Concerning Destructive Proposals”
Olivier Orain
p. 305-311

Texte intégral

Je tiens à remercier Gilles Palsky, qui m’a transmis ce document il y a déjà plusieurs années.

1Parmi la masse des textes produits dans l’ambiance électrique de la commune étudiante de 1968, les tracts abondent, de format et de contenu extrêmement variables. Le document présenté ici, de par sa longueur, est à la limite du genre : son anonymat et sa matérialité (trois feuilles volantes imprimées en recto verso) l’y rattachent, mais on le verrait aussi bien figurer en éditorial d’un journal étudiant, dans une forme peut-être légèrement plus policée. De facto, l’économie est la même et il y a un continuum entre le tract, le libelle et le canard ronéotypé, celui-ci pouvant accueillir ceux-là ou en reproduire la forme, en particulier à l’occasion d’un numéro de lancement, parfois destiné à demeurer unique. Autrement dit, il s’agit plutôt de proches modalités de la prise de parole étudiante dans un contexte particulièrement agité.

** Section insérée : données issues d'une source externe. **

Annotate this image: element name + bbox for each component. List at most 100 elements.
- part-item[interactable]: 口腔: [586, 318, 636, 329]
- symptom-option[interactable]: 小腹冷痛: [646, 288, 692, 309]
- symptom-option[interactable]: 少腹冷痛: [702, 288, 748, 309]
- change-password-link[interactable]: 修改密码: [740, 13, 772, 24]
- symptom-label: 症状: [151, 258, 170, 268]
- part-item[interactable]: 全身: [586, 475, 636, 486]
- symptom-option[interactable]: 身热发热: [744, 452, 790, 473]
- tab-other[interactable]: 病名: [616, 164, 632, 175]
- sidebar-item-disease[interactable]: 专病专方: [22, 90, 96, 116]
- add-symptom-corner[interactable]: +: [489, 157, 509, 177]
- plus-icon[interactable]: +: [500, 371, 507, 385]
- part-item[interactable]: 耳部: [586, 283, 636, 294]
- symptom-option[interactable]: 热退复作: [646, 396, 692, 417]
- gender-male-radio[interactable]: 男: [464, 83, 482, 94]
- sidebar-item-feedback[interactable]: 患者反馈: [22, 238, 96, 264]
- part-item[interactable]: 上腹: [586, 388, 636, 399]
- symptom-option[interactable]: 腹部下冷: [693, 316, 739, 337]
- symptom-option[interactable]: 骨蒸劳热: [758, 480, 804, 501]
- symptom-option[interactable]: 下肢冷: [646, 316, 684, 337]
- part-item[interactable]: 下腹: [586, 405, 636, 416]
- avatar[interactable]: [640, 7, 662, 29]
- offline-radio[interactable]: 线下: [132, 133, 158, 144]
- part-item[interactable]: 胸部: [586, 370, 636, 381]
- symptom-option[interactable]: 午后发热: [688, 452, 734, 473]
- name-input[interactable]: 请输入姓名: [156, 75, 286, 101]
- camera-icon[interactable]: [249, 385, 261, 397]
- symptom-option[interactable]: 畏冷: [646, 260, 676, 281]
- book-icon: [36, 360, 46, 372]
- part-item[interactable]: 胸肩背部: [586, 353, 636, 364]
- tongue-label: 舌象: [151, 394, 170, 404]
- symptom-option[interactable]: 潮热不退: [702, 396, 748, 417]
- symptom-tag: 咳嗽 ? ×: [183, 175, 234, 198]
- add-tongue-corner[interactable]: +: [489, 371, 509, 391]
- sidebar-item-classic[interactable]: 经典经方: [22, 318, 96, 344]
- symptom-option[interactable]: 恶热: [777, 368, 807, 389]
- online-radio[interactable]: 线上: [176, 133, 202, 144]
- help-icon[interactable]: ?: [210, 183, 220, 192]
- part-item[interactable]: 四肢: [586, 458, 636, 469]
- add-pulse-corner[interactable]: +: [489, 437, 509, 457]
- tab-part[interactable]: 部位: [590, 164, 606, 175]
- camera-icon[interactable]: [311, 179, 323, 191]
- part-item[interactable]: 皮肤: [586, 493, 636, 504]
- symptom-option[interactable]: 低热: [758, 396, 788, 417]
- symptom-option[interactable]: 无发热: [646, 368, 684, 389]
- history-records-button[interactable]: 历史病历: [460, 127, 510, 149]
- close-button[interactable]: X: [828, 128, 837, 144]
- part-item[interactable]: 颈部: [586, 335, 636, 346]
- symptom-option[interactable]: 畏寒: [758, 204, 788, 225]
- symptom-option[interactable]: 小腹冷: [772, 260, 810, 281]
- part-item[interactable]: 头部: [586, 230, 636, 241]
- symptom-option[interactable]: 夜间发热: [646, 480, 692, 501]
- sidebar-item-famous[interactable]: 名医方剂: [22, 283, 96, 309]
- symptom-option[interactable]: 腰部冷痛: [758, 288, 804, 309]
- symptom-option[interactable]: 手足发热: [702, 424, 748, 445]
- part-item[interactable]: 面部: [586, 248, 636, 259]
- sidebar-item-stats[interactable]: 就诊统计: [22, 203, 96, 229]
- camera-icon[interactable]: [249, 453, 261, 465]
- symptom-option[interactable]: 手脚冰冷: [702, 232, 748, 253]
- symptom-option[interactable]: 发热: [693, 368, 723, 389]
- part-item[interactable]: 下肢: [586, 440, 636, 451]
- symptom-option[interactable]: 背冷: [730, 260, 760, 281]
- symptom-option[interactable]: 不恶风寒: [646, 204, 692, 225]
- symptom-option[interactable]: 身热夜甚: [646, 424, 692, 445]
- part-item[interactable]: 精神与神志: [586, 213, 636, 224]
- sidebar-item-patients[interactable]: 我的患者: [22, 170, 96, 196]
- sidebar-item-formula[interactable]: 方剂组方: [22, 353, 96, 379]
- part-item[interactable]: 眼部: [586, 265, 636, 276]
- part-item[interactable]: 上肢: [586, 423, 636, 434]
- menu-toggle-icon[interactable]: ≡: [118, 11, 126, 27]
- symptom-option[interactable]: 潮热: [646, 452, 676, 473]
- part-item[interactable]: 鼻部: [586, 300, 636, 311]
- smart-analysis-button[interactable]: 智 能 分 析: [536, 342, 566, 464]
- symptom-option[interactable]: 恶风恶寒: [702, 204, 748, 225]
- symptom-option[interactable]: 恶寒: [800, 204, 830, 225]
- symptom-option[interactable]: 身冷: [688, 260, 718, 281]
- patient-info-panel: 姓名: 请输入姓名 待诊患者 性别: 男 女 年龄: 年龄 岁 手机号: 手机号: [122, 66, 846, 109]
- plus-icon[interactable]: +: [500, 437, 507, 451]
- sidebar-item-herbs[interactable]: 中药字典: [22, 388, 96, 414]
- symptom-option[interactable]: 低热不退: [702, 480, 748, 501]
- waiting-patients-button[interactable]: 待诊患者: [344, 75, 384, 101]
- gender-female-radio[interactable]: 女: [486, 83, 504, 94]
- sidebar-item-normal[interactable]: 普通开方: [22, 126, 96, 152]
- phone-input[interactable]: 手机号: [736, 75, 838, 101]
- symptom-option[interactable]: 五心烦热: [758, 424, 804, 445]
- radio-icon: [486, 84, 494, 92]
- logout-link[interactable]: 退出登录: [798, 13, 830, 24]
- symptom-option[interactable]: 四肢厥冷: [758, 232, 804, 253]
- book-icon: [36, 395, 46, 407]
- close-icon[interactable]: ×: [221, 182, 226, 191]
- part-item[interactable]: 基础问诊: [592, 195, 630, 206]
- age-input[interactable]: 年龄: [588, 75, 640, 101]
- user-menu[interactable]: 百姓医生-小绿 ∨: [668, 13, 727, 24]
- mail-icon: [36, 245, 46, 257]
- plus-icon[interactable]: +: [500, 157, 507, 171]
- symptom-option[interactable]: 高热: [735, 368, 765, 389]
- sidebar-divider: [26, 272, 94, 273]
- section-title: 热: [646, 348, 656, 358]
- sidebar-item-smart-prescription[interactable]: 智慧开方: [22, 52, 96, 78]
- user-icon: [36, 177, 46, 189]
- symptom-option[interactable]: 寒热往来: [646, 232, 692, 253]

2Dépourvu de date ou de référence destinée à un public extérieur, et partant assez hermétique à qui ne disposerait pas de clés a priori pour le lire, ce libelle a selon toute vraisemblance été rédigé par un ou plusieurs étudiants en géographie de l’encore Faculté des Lettres de Strasbourg, sans doute entre novembre et décembre 1968. Une certaine unité de ton (à la fois violemment ironique et à la limite de la sauvagerie) laisse imaginer un rédacteur unique, même si un « gang d’étudiants-fantômes » en revendique la « bien funeste folie ». De par la modulation de ses thèmes au regard des propriétés de l’Institut de géographie strasbourgeois, on imagine facilement des étudiants avancés ayant préparé les concours de l’enseignement d’histoire-géographie, monde à l’égard duquel ils manifestent une forte acculturation, y compris pédagogique. Les analyses bravaches sur le destin des « profs du secondaire » laissent transparaître une préoccupation ambivalente à l’égard du « dépérissement » éventuel de l’enseignement de la discipline, dont les auteurs pronostiquent le remplacement par une « initiation aux sciences économiques » supposée faire pièce au scénario alternatif (et souhaité) d’une « anthropologie globale ». La façon dont les cultures scolaire et universitaire sont conçues dans un continuum évident est sans doute un trait qui milite pour un tel profilage de ses auteurs. À l’inverse, les références aux traits saillants des lieux strasbourgeois – la géomorphologie, traitée sous le signe du dédain pour les « trieur[s] de caillou[x] », ou la géographie appliquée – ne sont pas suffisamment centrales pour apparaître biographiquement significatives.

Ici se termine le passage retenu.